If sleeping was dangerous enough to kill all animals that need lots of
sleep, then indeed, those animals would have died out. But they
didn't.

The fact of the matter is that most animals who sleep did NOT die out,
and therefore they WERE able to survive and reproduce.

So rather than thinking that the theory of evolution is wrong based on
your hypothesis that sleep isn't compatible with naturally selected
highly evolved beings, I would tend to think that your hypothesis that
sleep isn't compatible with naturally selected highly evolved beings
is flawed.

There are many examples of features and characteristics that have
evolved that increase the risk of death. But as long as this risk of
death does not kill people too early, then they have time enough to
reproduce, and their traits will be passed on.

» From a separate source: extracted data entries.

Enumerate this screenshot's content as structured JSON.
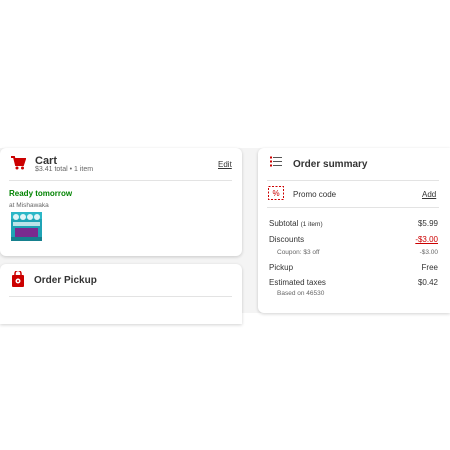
{
  "cart": {
    "title": "Cart",
    "subtitle": "$3.41 total • 1 item",
    "edit_label": "Edit",
    "ready_label": "Ready tomorrow",
    "store_label": "at Mishawaka"
  },
  "pickup": {
    "title": "Order Pickup"
  },
  "summary": {
    "title": "Order summary",
    "promo_label": "Promo code",
    "add_label": "Add",
    "subtotal_label": "Subtotal",
    "subtotal_count": "(1 item)",
    "subtotal_value": "$5.99",
    "discounts_label": "Discounts",
    "discounts_value": "-$3.00",
    "coupon_label": "Coupon: $3 off",
    "coupon_value": "-$3.00",
    "pickup_label": "Pickup",
    "pickup_value": "Free",
    "tax_label": "Estimated taxes",
    "tax_value": "$0.42",
    "tax_note": "Based on 46530"
  },
  "colors": {
    "brand_red": "#cc0000",
    "ready_green": "#008300"
  },
  "icons": [
    "cart-icon",
    "pickup-store-icon",
    "list-icon",
    "promo-icon"
  ]
}
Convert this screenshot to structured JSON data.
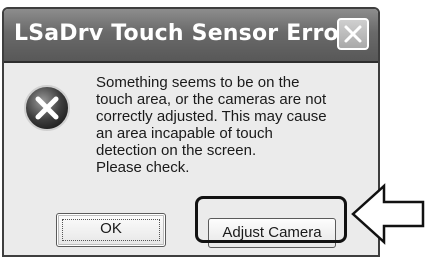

These are not exceptions to the theory of evolution, they are simple
traits that, whilst they may decrease the quality and length of life,
they do not do so enough to reduce the chances of reproducing. If they
did, those characteristics WOULD have died out.


On Jul 14, 6:35 pm, retiredjim34 <[email protected]> wrote:
>         As I understand one basic premise of the theory of evolution,
> survival of the fittest prefers individuals that live longer, breed
> faster and leave more progeny. Yet two traits we possess – sleep and
> intelligence – seem to contradict this preference.
>         Sleep works against survival for, while sleeping, an individual can
> hardly defend against attack and consumption. So evolution would seem
> to have selected those individuals needing less and less sleep, until
> sleep would no longer be needed. Yet today, maybe one billion years
> after speciation began, we still need our 8 hours of sleep.
>         Intelligence also seems to disprove the all-encompassing scope of
> evolution. Those individuals better able to recall experience and
> predict the future would have an advantage in food-gathering, mate
> selection and progeny protection. Yet we hardly seem smarter today
> than humans living thousands of years ago.
>         Are these traits exceptions to evolution? Are there other exceptions?
> I expect so. But no one discusses them. Why not?